Eine dieser Situationen war letztes Jahr im Sommer. Ich hatte eine Entzündung im linken Stumpf und habe meinen Orthopäden aufgesucht und dieser hat mich dann wegen erhöhter Entzündungswerte direkt in die Notaufnahme des Krankenhauses geschickt, in dem ich über 8 Monate stationär lag und meine Beine amputiert wurden. Es war ein schöner Sommertag und entsprechend viel Trubel war in der Notaufnahme geboten und ich musste über 2 Stunden im Warteraum ausharren. Könnt ihr euch schon denken wie die Geschichte weitergeht?

Gestresste Ärzte in weißen Kitteln, der nur allzu bekannte Geruch aus Desinfektionsmittel und Krankheit, die Sanitäter die Menschen mit offenen Wunden an mir vorbeigefahren haben, der Rettungshubschrauber der in regelmäßigen Abständen zu hören war und immer neue Opfer brachte, selbst der Klingelton des Stationstelefons hatte sich in meine Erinnerung eingebrannt.
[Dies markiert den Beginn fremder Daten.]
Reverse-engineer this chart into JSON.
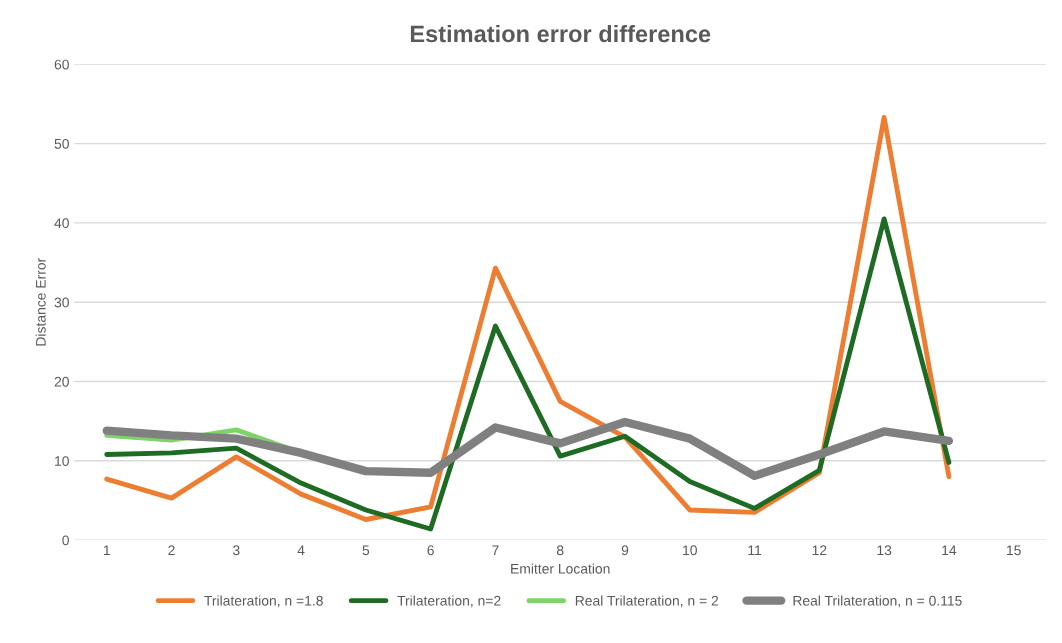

Ich war einfach zu lange in diesem Krankenhaus weggesperrt, habe so viel Schlimmes selbst erlebt und bei Anderen miterleben müssen, dass ist nicht spurlos an mir vorbeigegangen.

Je länger die Wartezeit war umso mehr hat sich mein Kopfkino verselbstständigt. Ok ich seh jetzt schon den ein oder anderen von euch mit den Augen rollen und denken „Idiotin“. Rückblickend betrachtet hätte ich einfach einen Cut machen müssen, Jemand anrufen und bitten zu mir in die Notaufnahme zu kommen und mit mir zu warten. Hab ich aber nicht gemacht, sondern mich schön reingesteigert und bis ich dann endlich dran war hatte sich meine Angst wegen so einer vermeintlichen Lappalie wie damals wieder stationär aufgenommen zu werden (wir wissen wie das beim letzten Mal ausgegangen ist) so hochgeschraubt, dass ich dem total ahnungslosen Assistenzarzt als erstes unter Tränen entgegengebracht habe: „Ich werde keiner stationären Aufnahme zustimmen, egal was bei der Untersuchung rauskommt!“

Geile Aktion oder? 😀

Ich bin schon manchmal so eine Heldin und mach dann meinen Standpunkt klar, bevor der Arzt überhaupt die Chance hat mein Wehwehchen anzuschauen… Er hat dann allerdings ziemlich cool reagiert und ich hab mich dann auch beruhigt und ihm erklärt, warum ich so gar keinen Bock auf diesen Laden hier habe. Am Ende des Tages hat er mich mit Antibiotika nach Hause geschickt und ich hatte dann Prothesenverbot für ein paar Wochen.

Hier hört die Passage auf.